Hollywood hellraiser Dennis Hopper dead at 74

May 29, 2010 19:17



LOS ANGELES (Reuters) - Hollywood actor Dennis Hopper, best known for directing and starring in the 1969 cult classic “Easy Rider,” died Saturday at his home in Venice, California, from complications of prostate cancer, a friend told Reuters. Hopper was 74.

The hard-living screen icon died at 8:15 a.m. PDT , surrounded by family and friends, said the friend, Alex Hitz.


In a wildly varied career spanning more than 50 years, Hopper appeared alongside his mentor James Dean in “Rebel Without a Cause” and “Giant” in the 1950s and played maniacs in such films as “Apocalypse Now,” “Blue Velvet” and “Speed.”

He received two Oscar nominations - for writing “Easy Rider” (with co-star Peter Fonda and Terry Southern), and for a rare heartwarming turn as an alcoholic high-school basketball coach in the 1986 drama “Hoosiers.”

“Easy Rider,” regarded is one of the greatest films of American cinema, helped usher in a new era in which the old Hollywood guard was forced to cede power to young filmmakers such as Francis Ford Coppola and Martin Scorsese.

The low-budget blockbuster, originally conceived by Fonda, introduced mainstream moviegoers to pot-smoking, cocaine-dealing, long-haired bikers.
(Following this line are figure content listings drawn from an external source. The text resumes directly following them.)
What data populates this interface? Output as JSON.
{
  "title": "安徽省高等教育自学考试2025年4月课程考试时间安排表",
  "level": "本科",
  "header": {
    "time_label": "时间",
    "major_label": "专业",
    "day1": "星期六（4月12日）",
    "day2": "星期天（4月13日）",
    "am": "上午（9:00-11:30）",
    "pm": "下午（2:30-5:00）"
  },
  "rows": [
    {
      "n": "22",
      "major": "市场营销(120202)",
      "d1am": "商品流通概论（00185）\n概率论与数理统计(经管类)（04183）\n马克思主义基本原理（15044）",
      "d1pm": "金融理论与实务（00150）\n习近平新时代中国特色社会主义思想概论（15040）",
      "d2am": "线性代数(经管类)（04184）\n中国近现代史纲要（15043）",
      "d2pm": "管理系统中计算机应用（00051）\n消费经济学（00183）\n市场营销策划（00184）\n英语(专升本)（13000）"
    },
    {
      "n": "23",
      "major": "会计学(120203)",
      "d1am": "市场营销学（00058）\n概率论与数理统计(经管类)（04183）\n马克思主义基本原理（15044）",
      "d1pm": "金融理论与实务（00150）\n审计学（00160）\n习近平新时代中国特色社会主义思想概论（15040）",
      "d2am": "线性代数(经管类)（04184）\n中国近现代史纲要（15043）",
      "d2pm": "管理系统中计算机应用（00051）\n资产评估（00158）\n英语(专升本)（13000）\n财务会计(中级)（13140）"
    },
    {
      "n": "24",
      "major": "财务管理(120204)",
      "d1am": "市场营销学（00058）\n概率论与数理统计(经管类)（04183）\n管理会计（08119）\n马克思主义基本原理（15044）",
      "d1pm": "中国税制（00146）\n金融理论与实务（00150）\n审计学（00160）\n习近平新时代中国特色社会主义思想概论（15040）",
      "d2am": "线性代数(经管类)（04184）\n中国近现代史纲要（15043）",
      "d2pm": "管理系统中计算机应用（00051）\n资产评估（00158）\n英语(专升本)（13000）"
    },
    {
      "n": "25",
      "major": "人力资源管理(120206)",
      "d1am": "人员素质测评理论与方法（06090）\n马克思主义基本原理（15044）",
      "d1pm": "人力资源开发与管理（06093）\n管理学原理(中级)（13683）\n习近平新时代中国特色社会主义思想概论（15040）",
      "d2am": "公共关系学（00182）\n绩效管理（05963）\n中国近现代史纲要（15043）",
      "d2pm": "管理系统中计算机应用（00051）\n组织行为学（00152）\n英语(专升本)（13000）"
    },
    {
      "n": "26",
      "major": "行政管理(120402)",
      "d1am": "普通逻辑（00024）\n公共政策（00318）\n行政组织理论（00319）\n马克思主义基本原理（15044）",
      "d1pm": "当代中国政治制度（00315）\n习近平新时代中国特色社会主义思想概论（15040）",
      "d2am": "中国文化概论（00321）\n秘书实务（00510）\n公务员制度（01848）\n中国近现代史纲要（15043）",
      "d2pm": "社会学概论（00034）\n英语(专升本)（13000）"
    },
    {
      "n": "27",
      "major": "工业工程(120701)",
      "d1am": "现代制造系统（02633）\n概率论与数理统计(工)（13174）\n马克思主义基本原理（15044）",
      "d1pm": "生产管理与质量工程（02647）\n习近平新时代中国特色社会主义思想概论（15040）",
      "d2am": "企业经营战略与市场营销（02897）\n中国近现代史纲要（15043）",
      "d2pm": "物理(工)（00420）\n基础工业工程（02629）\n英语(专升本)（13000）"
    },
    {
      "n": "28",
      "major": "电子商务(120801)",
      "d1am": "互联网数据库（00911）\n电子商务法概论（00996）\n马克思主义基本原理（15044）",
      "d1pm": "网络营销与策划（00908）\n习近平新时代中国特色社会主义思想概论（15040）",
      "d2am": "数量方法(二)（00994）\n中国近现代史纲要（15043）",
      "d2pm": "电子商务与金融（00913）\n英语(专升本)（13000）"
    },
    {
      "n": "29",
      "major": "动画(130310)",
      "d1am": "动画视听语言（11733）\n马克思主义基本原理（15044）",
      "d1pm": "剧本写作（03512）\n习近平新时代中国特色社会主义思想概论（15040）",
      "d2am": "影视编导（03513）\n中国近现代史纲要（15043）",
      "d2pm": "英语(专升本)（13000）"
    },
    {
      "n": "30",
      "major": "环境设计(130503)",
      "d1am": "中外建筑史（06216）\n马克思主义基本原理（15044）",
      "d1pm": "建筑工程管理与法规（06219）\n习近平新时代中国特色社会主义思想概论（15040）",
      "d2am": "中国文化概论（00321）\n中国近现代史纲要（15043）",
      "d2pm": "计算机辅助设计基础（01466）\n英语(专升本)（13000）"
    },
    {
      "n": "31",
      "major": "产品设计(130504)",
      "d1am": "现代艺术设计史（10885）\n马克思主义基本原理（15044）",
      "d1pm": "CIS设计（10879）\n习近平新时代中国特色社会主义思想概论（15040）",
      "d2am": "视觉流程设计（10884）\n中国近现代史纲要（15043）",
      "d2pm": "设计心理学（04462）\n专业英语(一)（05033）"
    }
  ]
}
“We’d gone through the whole ’60s and nobody had made a film about anybody smoking grass without going out and killing a bunch of nurses,” Hopper told Entertainment Weekly in 2005. ”I wanted ’Easy Rider’ to be a time capsule for people about that period.”

Hopper and Fonda were joined on screen by a then-unknown Jack Nicholson as an alcoholic lawyer, but it was not a harmonious set. Hopper clashed violently with everyone and Fonda later described him as a “little fascist freak.” Their friendship was destroyed.

Hopper fell ill last September. He continued working almost to the very end, both on his cable TV series “Crash” and on a book showcasing his photography. But his final months were also consumed by a bitter divorce battle with his fifth wife, Victoria Duffy.

Indeed, his private life was never dull. His marriages included an eight-day union in 1970 with Michelle Phillips of the Mamas and Papas, who later told Vanity Fair that she was subjected to “excruciating” treatment.

Hopper is survived by four children.